I was on my way to the Lynda Benglis exhibit when I saw the painting above. It’s not that I’ve ever considered myself to be a person who could spot a new National Gallery of Art acquisition, but apparently I can if the curators make it obvious enough. I was entranced.

I decided to go ahead and dip into a few non-Benglis galleries. That’s how I found myself confronted by unexpected icebergs. They were very aggressive. The painting below makes me yearn for a transcript of the conversation in which someone described to John Ward of Hull what icebergs looked like.

The Northern Whale Fishery: The “Swan” and “Isabella”, 1840, John Ward of Hull

The exhibit “Clouds, Ice, and Bounty” captured me shortly after that.
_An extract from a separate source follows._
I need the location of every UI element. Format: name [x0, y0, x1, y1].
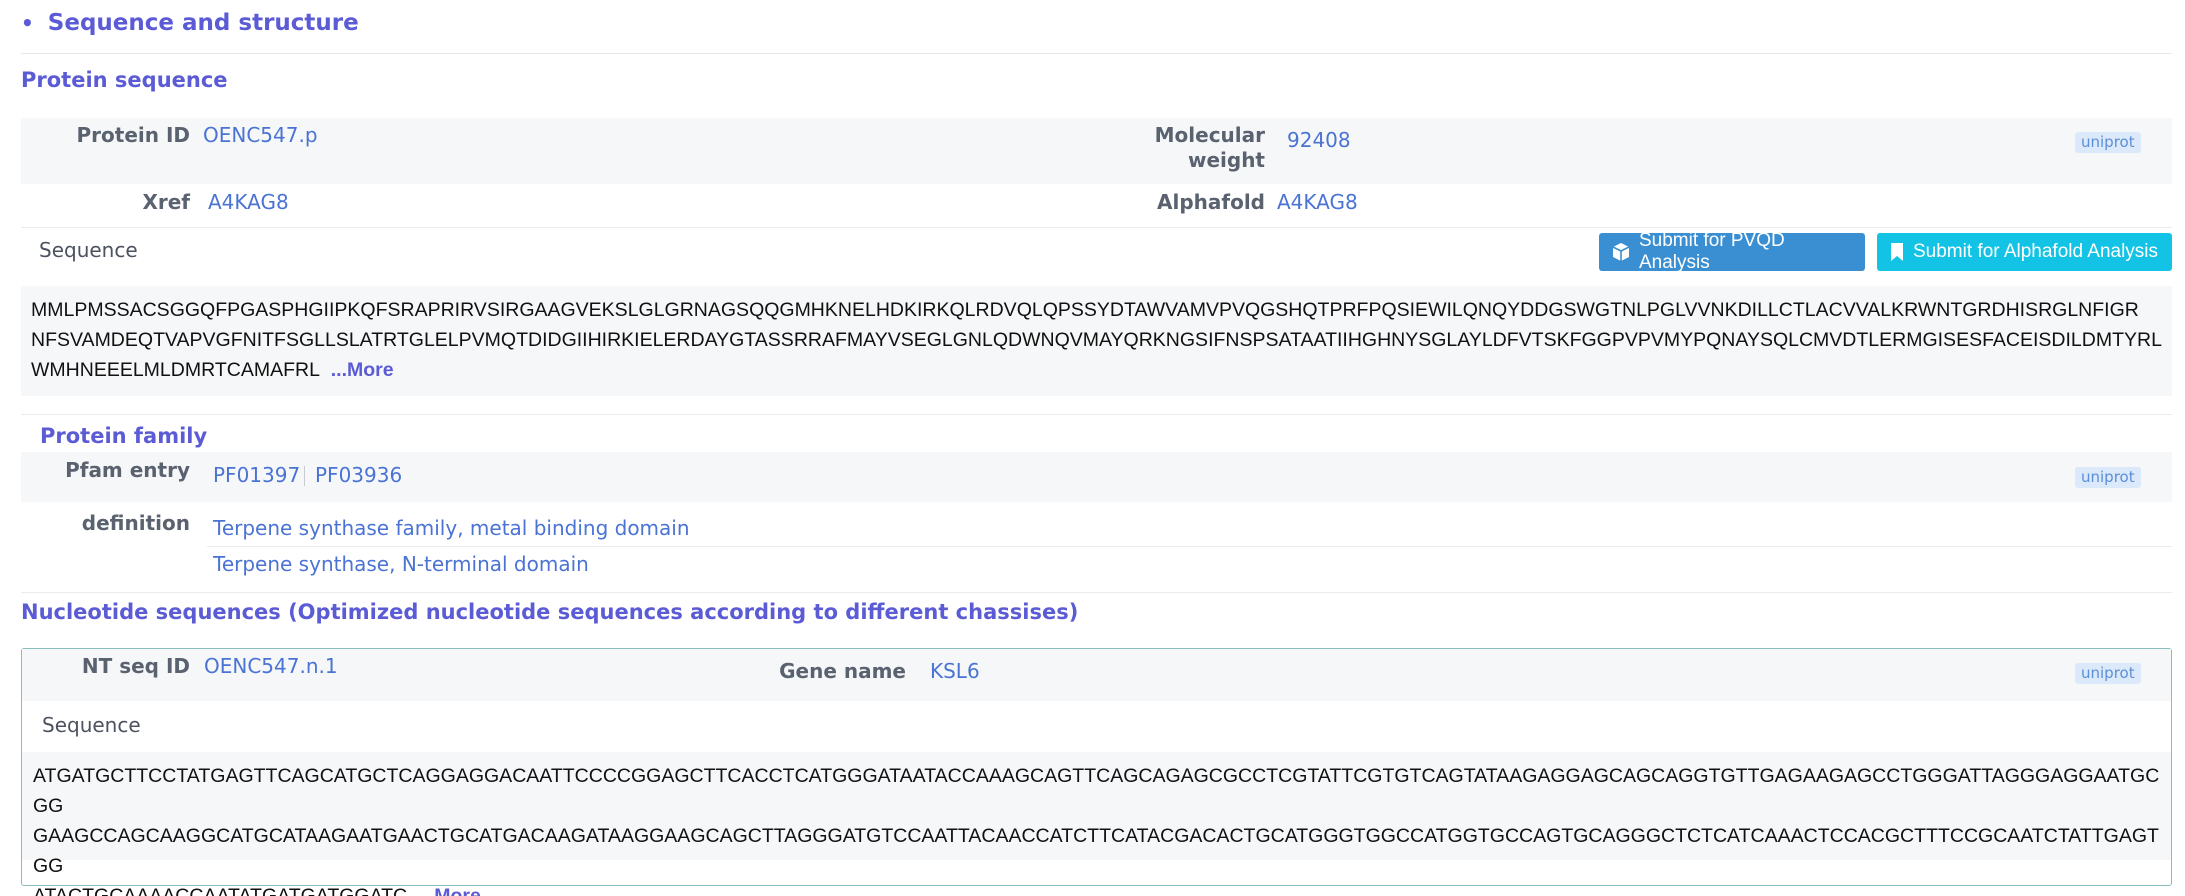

Twenty-eight pieces were included in the collection of seventeenth-century Dutch and Flemish paintings. This was my first experience of classic-era works featuring tiny insects and asparagus.
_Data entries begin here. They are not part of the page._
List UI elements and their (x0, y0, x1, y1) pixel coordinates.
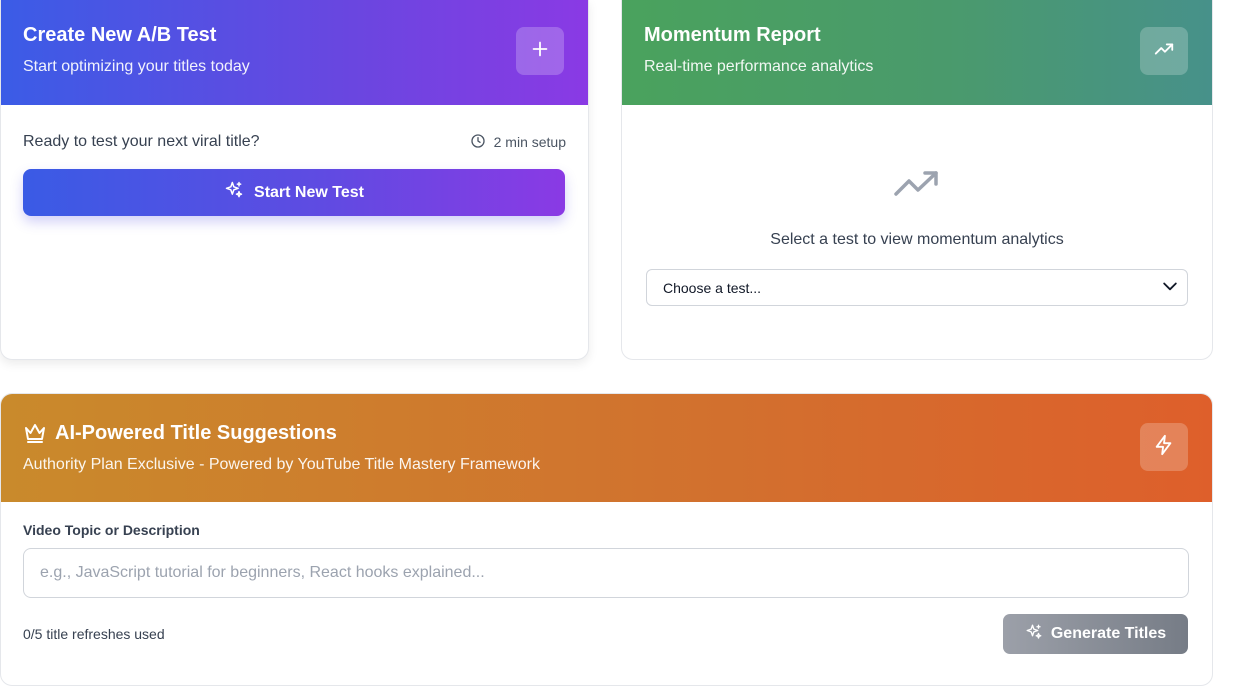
plus-icon (529, 38, 551, 65)
setup-time-label: 2 min setup (493, 134, 566, 150)
chevron-down-icon (1160, 276, 1180, 299)
create-card-subtitle: Start optimizing your titles today (23, 58, 250, 75)
create-card-header: Create New A/B Test Start optimizing you… (1, 0, 588, 105)
momentum-card-title: Momentum Report (644, 24, 821, 46)
video-topic-input[interactable] (23, 548, 1189, 598)
momentum-report-card: Momentum Report Real-time performance an… (621, 0, 1213, 360)
test-select-value: Choose a test... (663, 279, 762, 296)
generate-titles-button[interactable]: Generate Titles (1003, 614, 1188, 654)
start-new-test-label: Start New Test (254, 183, 364, 201)
test-select[interactable]: Choose a test... (646, 269, 1188, 306)
clock-icon (470, 133, 486, 152)
refresh-count: 0/5 title refreshes used (23, 626, 165, 642)
generate-titles-label: Generate Titles (1050, 625, 1167, 642)
create-card-title: Create New A/B Test (23, 24, 217, 46)
momentum-card-subtitle: Real-time performance analytics (644, 58, 874, 75)
lightning-icon (1153, 434, 1175, 461)
create-ab-test-card: Create New A/B Test Start optimizing you… (0, 0, 589, 360)
momentum-card-header: Momentum Report Real-time performance an… (622, 0, 1212, 105)
ai-card-title-text: AI-Powered Title Suggestions (55, 422, 337, 444)
sparkles-icon (1025, 623, 1043, 646)
ready-text: Ready to test your next viral title? (23, 133, 260, 150)
ai-title-suggestions-card: AI-Powered Title Suggestions Authority P… (0, 393, 1213, 686)
trending-up-icon (1153, 38, 1175, 65)
start-new-test-button[interactable]: Start New Test (23, 169, 565, 216)
crown-icon (23, 422, 47, 444)
ai-card-header: AI-Powered Title Suggestions Authority P… (1, 394, 1212, 502)
sparkles-icon (224, 180, 244, 205)
ai-card-title: AI-Powered Title Suggestions (23, 420, 1190, 446)
ai-card-subtitle: Authority Plan Exclusive - Powered by Yo… (23, 456, 540, 473)
setup-time: 2 min setup (470, 133, 566, 152)
add-test-button[interactable] (516, 27, 564, 75)
trending-up-icon (646, 169, 1188, 199)
ai-header-button[interactable] (1140, 423, 1188, 471)
momentum-header-button[interactable] (1140, 27, 1188, 75)
video-topic-label: Video Topic or Description (23, 522, 200, 538)
momentum-empty-message: Select a test to view momentum analytics (770, 231, 1064, 248)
Dragonfly, Butterfly, and other Insects, with Auricula, Morning Glory, and Shells, 1655, Jan van Kessel The Elder
Still Life wth Asparagus and Red Currants, 1696, Adriaen Coorte
Still Life with Flowers Surrounded by Insects and a Snail, 1610, Clara Peeters

Because I arrived so early in the day and just when the National Gallery of Art was getting back to regular hours, I got the Vermeers to myself. I had seen both of these paintings before, usually in glimpses between the heads of other people. Nearly alone in the gallery for the first time, I realized that these were paintings of the same woman. Clearly, I continue to demonstrate my bona fides as the opposite of an art historian.

The Girl with the Red Hat, 1665, Johannes Vermeer
The Girl with a Flute, 1665 / 1675, attributed to Johannes Vermeer

Highlights from the rest of my self-proclaimed “Beautiful Distractions Tour” are below. I call these pieces “Cow Shenanigans,” “I’m-not-sure-you’re-actually-a-lute player,” and “A Painting With More Reality In It Than Most.

River Landscape with Ferry, 1649, Salomon van Ruysdael
Self-Portrait as a Lute Player, 1637 / 1638, Jan Miense Molenaer
Woman and Child in a Courtyard, 1660, Pieter de Hooch

Finally on the path away from distraction, I was accosted by one more painting of unexpected icebergs. Except they weren’t icebergs. They were the desert. National Gallery of Art has a wonderful overview of the painting below, which was innovative in many ways. In the digital archives, the painting has a companion that must not have been on display because I certainly would have noticed a flying red stigmata!

I have to wonder if John Ward of strange iceberg imaginings knew about the work below and decided that anything unknown had to be painted with spikes.

Saint John in the Desert, 1445 / 1450, Dominico Veneziano

All in all, it was a memorable series of distractions.